Sometimes the best-laid plans of mice and men often go awry as Robert Burns noted in “To a Mouse”. This was the case when I attempted to prepare this Baked Haddock with Avocado Mango Salsa recipe. I know that avocados and mangoes take several days to ripen so I went to the grocery store on Monday and purchased those fruits (yes, avocados are in fact fruits!) I figured they would be ripe within 3-4 days so I bought fresh haddock filets on Wednesday with the goal of preparing this recipe on Thursday. On Thursday, I start doing the prep work for the recipe, which involves chopping the avocados and mangoes. Once I peeled the mango and started chopping it, I knew it wasn’t ripe. I tried a small piece and that confirmed that it was far from being ready to eat. With fresh fish in the fridge and chopped avocado, I wondered how I could modify this recipe so that I could use the ingredients I had bought. I took a look in my fridge’s crisper and noticed a large navel orange. I have never made salsa with oranges before, but a quick check on the internet revealed that many people have and that they have specifically made Avocado Orange Salsa.
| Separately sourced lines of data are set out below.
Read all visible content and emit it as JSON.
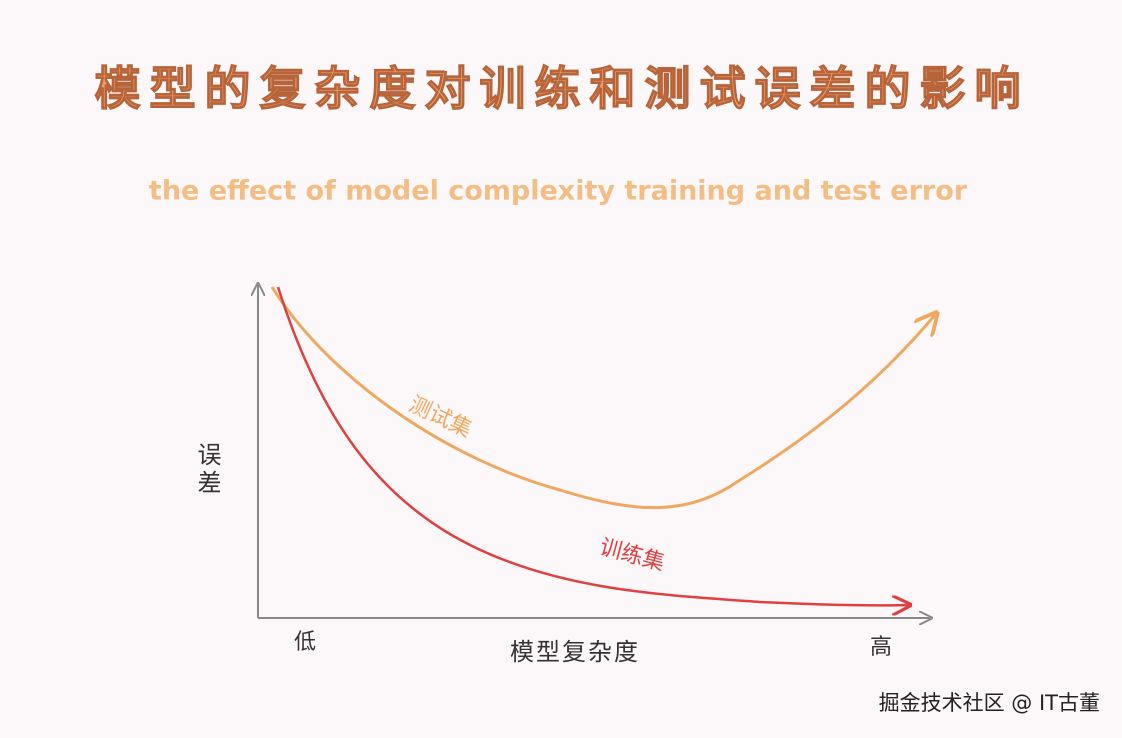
{
  "title": "模型的复杂度对训练和测试误差的影响",
  "subtitle": "the effect of model complexity training and test error",
  "axes": {
    "y_label": "误差",
    "x_label": "模型复杂度",
    "x_low": "低",
    "x_high": "高"
  },
  "curves": {
    "test": "测试集",
    "train": "训练集"
  },
  "watermark": "掘金技术社区 @ IT古董"
}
To say that I was relieved was an understatement. So, instead of the Baked Haddock with Avocado Mango Salsa that I originally planned to make, here is my Baked Haddock with Avocado Orange Salsa recipe:
Baked Haddock Filets with Avocado Orange Salsa
- 2 haddock filets I prefer to use fresh fish, but you could use frozen fish; just make sure it is completely thawed.
- 2 Tablespoons avocado or olive oil
- 1 lime juice of
- 1 navel orange
- 2 avocados skins removed
- 1/3 cup cilantro chopped
- 1 lime juice of
- Chop avocados into 1/4" cubes.
- Chop orange into 1/4" cubes. (If using a navel orange, there should be no seeds.)
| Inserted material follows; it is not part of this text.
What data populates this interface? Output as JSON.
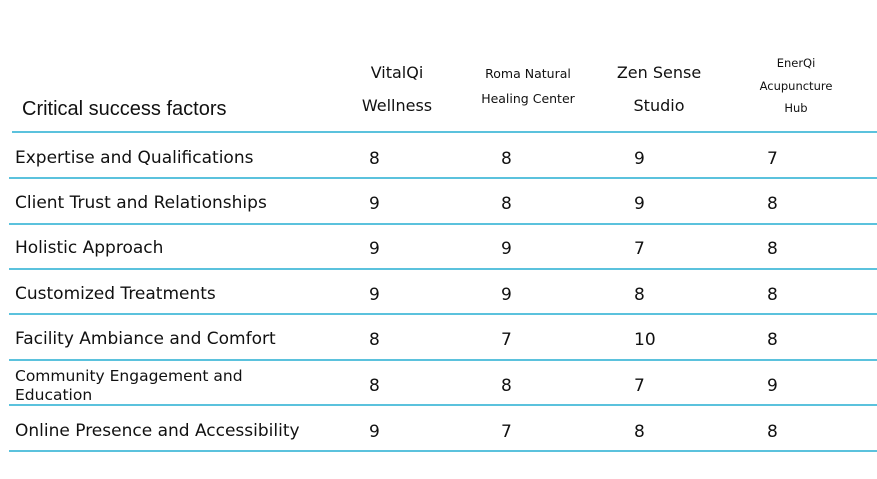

- Combine chopped avocados, orange and chopped cilantro in a bowl. Add juice of 1 lime to bowl and combine well.
- Heat oven to 425 degrees F.
- Place fish filets on parchment paper and drizzle with juice of 1 lime and 2 Tablespoons of olive or avocado oil.
- Wrap fish in parchment paper into a packet and place in uncovered casserole dish. Bake for 23 minutes on middle rack of oven.
- Plate fish and serve with Avocado Orange Salsa and Spring Greens Salad.